Around 300 students protest climate change in GurugramUpdated: Sep 26, 2019, 20:41 IST
Gurugram Around 300 students of primary to high schools from across the city held a demonstration at the Galleria Market in DLF Phase-4 on Thursday, demanding urgent action on climate change.
They demanded that the Aravallis be granted protected status and that proposed changes to the Punjab Land Preservation Act (PLPA), to allow construction in pockets of the Aravallis, be rescinded.
Holding colourful and pictorial placards and banners, the students marched around the market, raising slogans to highlight the urgency of the situation. They also launched a social media campaign — #VoteForYourChild — to persuade parents to think about their children’s future while casting their votes in the upcoming assembly elections in Haryana.
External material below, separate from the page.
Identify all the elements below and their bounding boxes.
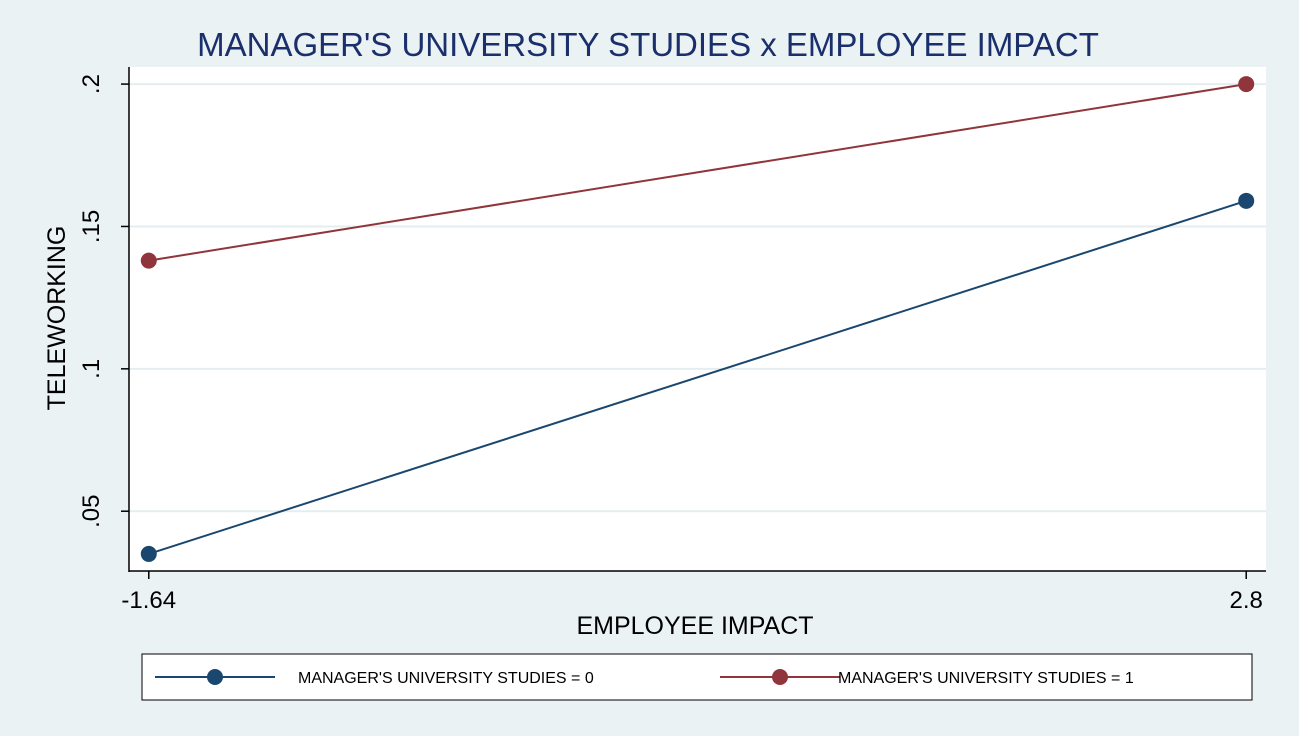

“Where is my bright future? Don’t ignore the climate crisis,” said one of the placards at the protest.
“There seems to be no urgency in addressing the climate crisis. Many adults are still in denial of the rate at which the global temperatures are rising,” said 15-year-old Rishika Gupta, a student of a private school in Delhi.
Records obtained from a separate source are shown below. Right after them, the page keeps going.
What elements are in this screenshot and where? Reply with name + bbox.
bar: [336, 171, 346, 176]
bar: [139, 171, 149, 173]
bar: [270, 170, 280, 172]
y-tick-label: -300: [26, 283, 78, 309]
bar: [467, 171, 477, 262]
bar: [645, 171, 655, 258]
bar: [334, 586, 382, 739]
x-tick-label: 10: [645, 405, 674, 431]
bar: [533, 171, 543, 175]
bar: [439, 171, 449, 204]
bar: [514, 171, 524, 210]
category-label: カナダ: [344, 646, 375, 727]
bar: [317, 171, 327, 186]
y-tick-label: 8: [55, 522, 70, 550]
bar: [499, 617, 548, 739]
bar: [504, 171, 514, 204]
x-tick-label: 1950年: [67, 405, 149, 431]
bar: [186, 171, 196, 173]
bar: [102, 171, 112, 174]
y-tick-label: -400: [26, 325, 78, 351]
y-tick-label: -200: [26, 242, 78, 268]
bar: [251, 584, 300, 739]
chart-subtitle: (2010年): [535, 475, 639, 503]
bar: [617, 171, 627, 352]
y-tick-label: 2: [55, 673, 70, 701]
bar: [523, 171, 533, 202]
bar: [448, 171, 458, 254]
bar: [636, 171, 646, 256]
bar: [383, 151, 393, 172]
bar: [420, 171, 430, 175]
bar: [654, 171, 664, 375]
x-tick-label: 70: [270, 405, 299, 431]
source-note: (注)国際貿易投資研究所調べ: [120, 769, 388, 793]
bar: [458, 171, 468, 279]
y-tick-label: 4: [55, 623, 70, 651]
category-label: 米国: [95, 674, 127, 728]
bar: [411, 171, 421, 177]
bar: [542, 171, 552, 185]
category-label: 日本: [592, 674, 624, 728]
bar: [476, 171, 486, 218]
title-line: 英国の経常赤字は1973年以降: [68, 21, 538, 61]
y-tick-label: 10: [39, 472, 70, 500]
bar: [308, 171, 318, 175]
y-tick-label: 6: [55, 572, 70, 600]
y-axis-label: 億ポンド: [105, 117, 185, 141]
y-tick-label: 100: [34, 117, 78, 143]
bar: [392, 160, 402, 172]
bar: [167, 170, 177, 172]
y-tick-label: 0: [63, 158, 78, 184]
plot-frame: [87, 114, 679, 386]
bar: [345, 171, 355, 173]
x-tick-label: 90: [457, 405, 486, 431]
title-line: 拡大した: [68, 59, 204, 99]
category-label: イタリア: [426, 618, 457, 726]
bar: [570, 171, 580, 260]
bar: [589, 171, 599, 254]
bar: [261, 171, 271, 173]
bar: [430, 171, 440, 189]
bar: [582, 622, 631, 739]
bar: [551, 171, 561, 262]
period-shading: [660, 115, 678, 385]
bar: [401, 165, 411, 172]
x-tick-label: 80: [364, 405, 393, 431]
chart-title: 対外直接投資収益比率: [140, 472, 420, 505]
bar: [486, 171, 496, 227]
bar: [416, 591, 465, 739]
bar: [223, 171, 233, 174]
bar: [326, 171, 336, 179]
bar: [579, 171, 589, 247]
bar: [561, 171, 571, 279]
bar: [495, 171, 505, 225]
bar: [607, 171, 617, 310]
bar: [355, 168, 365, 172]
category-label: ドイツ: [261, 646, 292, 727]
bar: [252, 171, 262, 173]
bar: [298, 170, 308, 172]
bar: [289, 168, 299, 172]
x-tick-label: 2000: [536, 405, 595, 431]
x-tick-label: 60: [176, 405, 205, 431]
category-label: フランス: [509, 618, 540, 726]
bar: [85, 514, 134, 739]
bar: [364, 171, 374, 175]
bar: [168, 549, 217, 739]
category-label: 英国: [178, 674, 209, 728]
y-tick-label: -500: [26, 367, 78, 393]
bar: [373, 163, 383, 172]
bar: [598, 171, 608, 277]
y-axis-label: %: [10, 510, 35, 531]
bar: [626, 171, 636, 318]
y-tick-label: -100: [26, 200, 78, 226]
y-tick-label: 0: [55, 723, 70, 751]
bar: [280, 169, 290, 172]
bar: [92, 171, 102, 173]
Gupta said she came to know of the protest in Gurugram through social media and carpooled with her friends to take part in the protest to urge people to reduce CO2 emissions. She also echoed climate activist Greta Thunberg’s words at the United Nationals Climate Summit on Monday, and said her childhood is being stolen due to the crisis.
Others went around the area asking people to avoid using plastic and plant trees. Appu, a 13-year-old student of a school run by an NGO in the city, said, “We know that small steps, such as avoiding plastic bags and burning fossil fuels, can go a long way in protecting the environment.”
Thursday’s climate protest was the third such event this year in the city, in line with climate strikes around the world, in which millions of children are taking part.
Students from Gurugram will be joining their Delhi counterparts in marching to the Prime Minister’s office on Friday. Their most urgent demand would be the protection of the Aravallis, they said.